No fatalities were reported.
Preliminary reports indicate that at least one of the Kansas tornadoes was a half-mile wide. White said crews were working to determine how many tornadoes touched down, their strength and how long they were on the ground.
Besides damaged homes, White says U.S. 50 was temporarily closed because a tractor-trailer was toppled in the storm. He said a large propane tank tipped over and leaked near Dodge City, where 3-inch hail also was reported.
In Sedgwick County, 2.13 inches of rain fell at Wichita Eisenhower National Airport overnight, according to Scott Smith, a meteorologist at the National Weather Service. “That’s not a record or anything,” Smith said. “It falls into normal parameters.”
There has been 13.37 inches of rain this year, which is 2.65 inches above normal, he said.
But the month of May, even after Tuesday night’s storm, hasn’t been that wet, Smith said. It’s rained a little less than 6 inches so far, which does not even crack the top 25 all-time rainfall records. Last year it rained 11.77 inches in May, good for second all time.
There is a flood warning for southern portions of Sedgwick County and Sumner County, which expired at 9 a.m. Smith said, if no further flooding is reported. Another portion of eastern Sedgwick County and Butler County has a flood warning until 12:30 p.m.
“Generally all that is, is there might be some streets closed because of water over the road and that is pretty typical of downtown Wichita,” Smith said. “When a storm goes over Wichita you have nothing but concrete everywhere so you get flooding.”
An accident on the Kansas Turnpike near K-15 closed a lane early in the morning according to the Kansas Turnpike Authority, but it wasn’t related to flooding.
In Oklahoma, the drowning happened early Wednesday when a vehicle was swept into a drainage culvert near Davenport, about 50 miles northeast of Oklahoma City, the highway patrol said. The National Weather Service said 3 to 6 inches of rain fell in parts of Oklahoma, and that a flood warning was in effect through Wednesday afternoon.
In Arkansas, the boy who fell into a storm drain wasn’t seriously hurt. Police Cpl. Jason Chester tells television station KAIT that the boy said he clung to a pole. He was rescued after two officers heard his cries for help and pulled him to safety.
Elsewhere, several structures were damaged when a “probable” tornado touched down in northeast Oklahoma, near Bristow, according to the weather service. The Oklahoma Highway Patrol said no one was injured.

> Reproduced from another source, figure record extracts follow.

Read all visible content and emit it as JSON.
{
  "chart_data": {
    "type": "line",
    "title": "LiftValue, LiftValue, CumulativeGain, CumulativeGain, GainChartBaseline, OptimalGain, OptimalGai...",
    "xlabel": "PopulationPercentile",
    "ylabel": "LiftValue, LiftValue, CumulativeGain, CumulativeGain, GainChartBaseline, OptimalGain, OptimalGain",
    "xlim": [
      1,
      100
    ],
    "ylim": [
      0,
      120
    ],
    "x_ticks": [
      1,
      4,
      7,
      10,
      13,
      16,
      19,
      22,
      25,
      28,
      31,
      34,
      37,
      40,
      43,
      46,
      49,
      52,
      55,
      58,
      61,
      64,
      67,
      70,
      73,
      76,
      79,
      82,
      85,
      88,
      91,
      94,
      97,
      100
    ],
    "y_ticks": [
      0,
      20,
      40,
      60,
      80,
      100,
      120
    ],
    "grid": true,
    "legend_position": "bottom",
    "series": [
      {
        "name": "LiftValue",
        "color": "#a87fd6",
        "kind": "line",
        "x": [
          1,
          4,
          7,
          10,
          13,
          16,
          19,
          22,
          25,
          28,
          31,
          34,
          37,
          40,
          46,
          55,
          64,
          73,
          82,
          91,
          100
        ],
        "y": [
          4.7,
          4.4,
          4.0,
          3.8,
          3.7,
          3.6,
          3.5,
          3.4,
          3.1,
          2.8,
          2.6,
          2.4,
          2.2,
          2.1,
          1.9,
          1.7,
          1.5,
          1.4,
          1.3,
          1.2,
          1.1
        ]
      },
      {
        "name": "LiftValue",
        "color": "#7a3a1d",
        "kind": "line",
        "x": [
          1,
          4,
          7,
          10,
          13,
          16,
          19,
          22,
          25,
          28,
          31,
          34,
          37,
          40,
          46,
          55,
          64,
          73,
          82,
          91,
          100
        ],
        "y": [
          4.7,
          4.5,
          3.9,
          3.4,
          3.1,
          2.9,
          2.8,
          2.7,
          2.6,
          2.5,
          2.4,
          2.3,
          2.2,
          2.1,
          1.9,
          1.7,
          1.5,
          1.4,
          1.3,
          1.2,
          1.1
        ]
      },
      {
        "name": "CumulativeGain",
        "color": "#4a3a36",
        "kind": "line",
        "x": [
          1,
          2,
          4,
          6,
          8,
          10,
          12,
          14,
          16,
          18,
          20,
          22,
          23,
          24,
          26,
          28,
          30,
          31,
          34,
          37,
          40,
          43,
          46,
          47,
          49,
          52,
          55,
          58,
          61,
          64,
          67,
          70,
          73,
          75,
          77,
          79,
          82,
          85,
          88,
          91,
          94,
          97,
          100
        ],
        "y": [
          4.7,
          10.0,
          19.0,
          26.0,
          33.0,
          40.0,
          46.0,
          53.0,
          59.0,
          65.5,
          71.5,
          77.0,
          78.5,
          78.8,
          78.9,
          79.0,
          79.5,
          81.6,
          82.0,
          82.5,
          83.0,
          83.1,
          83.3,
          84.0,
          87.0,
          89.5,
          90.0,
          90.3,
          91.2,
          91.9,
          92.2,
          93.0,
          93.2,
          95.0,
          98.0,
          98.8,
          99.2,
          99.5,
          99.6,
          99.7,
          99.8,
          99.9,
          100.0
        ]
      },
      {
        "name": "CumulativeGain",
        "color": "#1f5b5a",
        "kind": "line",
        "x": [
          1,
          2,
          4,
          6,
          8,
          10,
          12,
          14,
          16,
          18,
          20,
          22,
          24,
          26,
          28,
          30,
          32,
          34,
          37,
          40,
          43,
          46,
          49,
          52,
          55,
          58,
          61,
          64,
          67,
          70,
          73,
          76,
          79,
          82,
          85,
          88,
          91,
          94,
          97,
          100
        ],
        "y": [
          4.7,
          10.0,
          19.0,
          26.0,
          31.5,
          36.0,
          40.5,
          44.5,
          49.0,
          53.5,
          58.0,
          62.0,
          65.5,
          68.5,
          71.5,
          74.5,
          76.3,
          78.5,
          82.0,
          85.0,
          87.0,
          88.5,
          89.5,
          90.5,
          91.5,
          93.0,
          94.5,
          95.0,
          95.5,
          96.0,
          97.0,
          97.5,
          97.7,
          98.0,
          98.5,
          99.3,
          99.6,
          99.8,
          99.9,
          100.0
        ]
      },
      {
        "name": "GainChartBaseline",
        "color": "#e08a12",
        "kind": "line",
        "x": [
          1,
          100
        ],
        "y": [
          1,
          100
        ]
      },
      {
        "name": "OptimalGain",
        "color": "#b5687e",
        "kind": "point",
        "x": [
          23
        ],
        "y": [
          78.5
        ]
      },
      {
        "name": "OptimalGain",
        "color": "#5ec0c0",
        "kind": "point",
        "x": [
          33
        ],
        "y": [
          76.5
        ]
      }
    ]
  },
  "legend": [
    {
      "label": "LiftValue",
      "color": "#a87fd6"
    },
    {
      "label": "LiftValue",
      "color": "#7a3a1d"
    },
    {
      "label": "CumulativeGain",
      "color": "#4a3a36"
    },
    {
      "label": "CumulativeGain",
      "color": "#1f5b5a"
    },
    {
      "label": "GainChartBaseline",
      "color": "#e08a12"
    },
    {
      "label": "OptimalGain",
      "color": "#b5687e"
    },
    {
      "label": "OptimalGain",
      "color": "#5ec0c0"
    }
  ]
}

In Michigan’s Upper Peninsula, two weak tornadoes snapped pine trees, the National Weather Service said. No injuries were reported. The agency said the first tornado was detected near Republic, Michigan, on Tuesday afternoon and the second a short time later nearby.
In Colorado, several tornadoes were reported Tuesday but the most serious damage appears to have been caused by hail.
The National Weather Service reported hail caused extensive damage to buildings and vehicles near Platner and Otis in Washington County on the Eastern Plains. Tornadoes knocked power poles down in Adams County, while smaller hail piled up like snow in some parts of the Denver area.
Tornado warnings also were issued the Texas Panhandle, and the Storm Prediction Center in Norman, Oklahoma, said storms can be expected throughout the week in the Great Plains.